Peter Howell

(British, b. 1932)

Peter Howell was born in Caernarvon, North Wales in 1932. His father was an Army Captain. He was the youngest of nine children. Introduced into the world of racing when he was eight years old, he spent his school holidays at Newmarket in the stables of the Honorable George Lambton. After finishing his studies he had the choice of becoming a professional artist, or going on to a career in racing. He chose racing, including training horses as well as riding over fences. He eventually became the head-lad for Lampton. During this period he was always drawing and depicting the horses and landscapes that surrounded him.

In 1963, he decide to persue his career as a painter. He gained lost time and experience by visiting galleries and studying the work of various 20th Century painters. He was particularly influenced by the French impressionists and their immediate successors.

In 1969, he gave up racing professionally, moved to Cornwall and devoted himself entirely to his painting. In the same year he held a joint exhibition with his wife at Newmarket. This led to his work being seen by Arthur Ackermann & Son, Ltd., of London. He had his first joint exhibition at Ackermann in 1971 and his first one-man show in 1973. In the late 1970’s, Criswick Associates, New York, began showing his work in North America. In 1992 he became associated with the Cross Gate Gallery in Lexington, Kentucky, and from that time they have represented his work in America.

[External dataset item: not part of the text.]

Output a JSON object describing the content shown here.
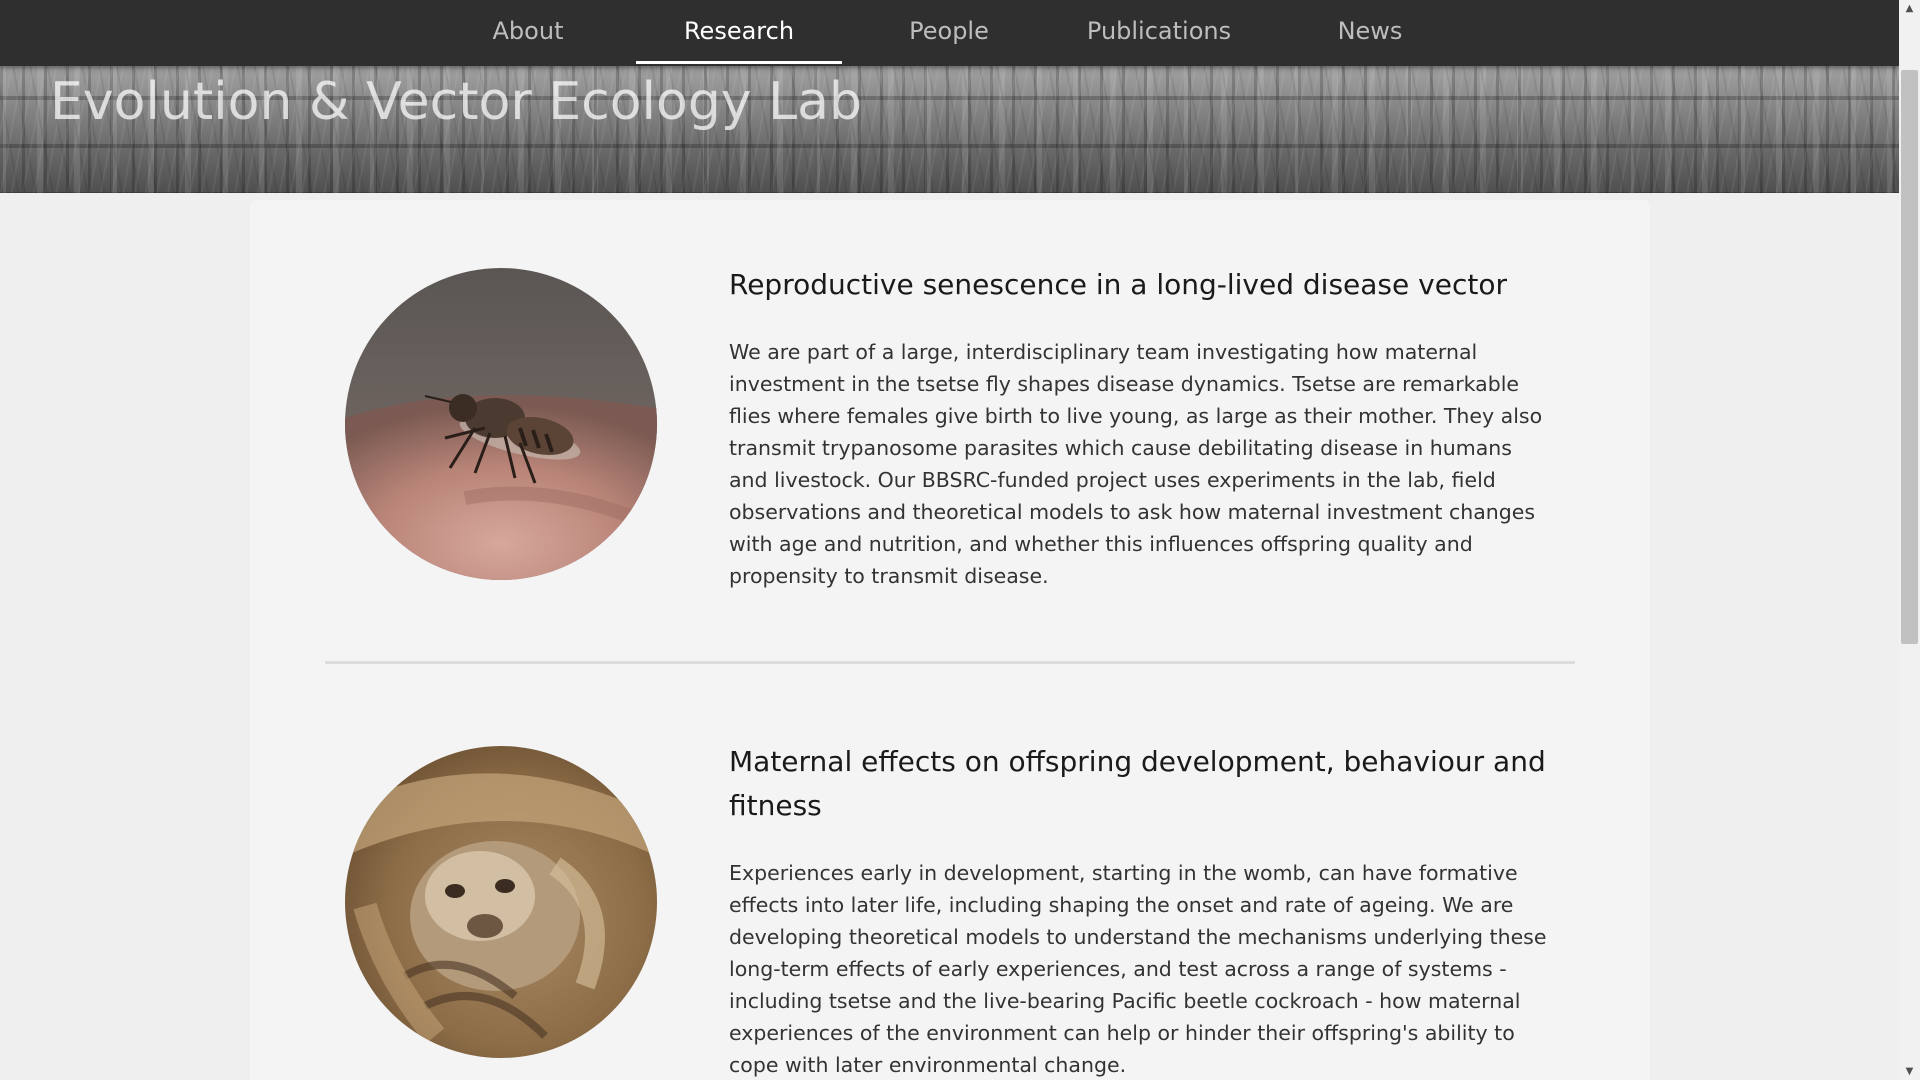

The subject matter of his paintings takes him to the racing areas of England, France, and America. He currently lives in Wiltshire, England. In 1970, Peter Howell was given recognition on the B.B.C. in a program on English Sporting Art. This was followed by one-man shows in London and New York. In March, 1980, he was represented Architectural Digest by a double-page color spread in an article titled “Art: The Sport of Kings.” The article featured him along with Toulouse Lautrec and Degas. On October 24, 1984, The Sunday Times of London ran a joint article on Stubbs and today’s equestrian artists, but the article singled out Peter Howell with a photograph and a quote saying: “Howell is about the best there is around today.”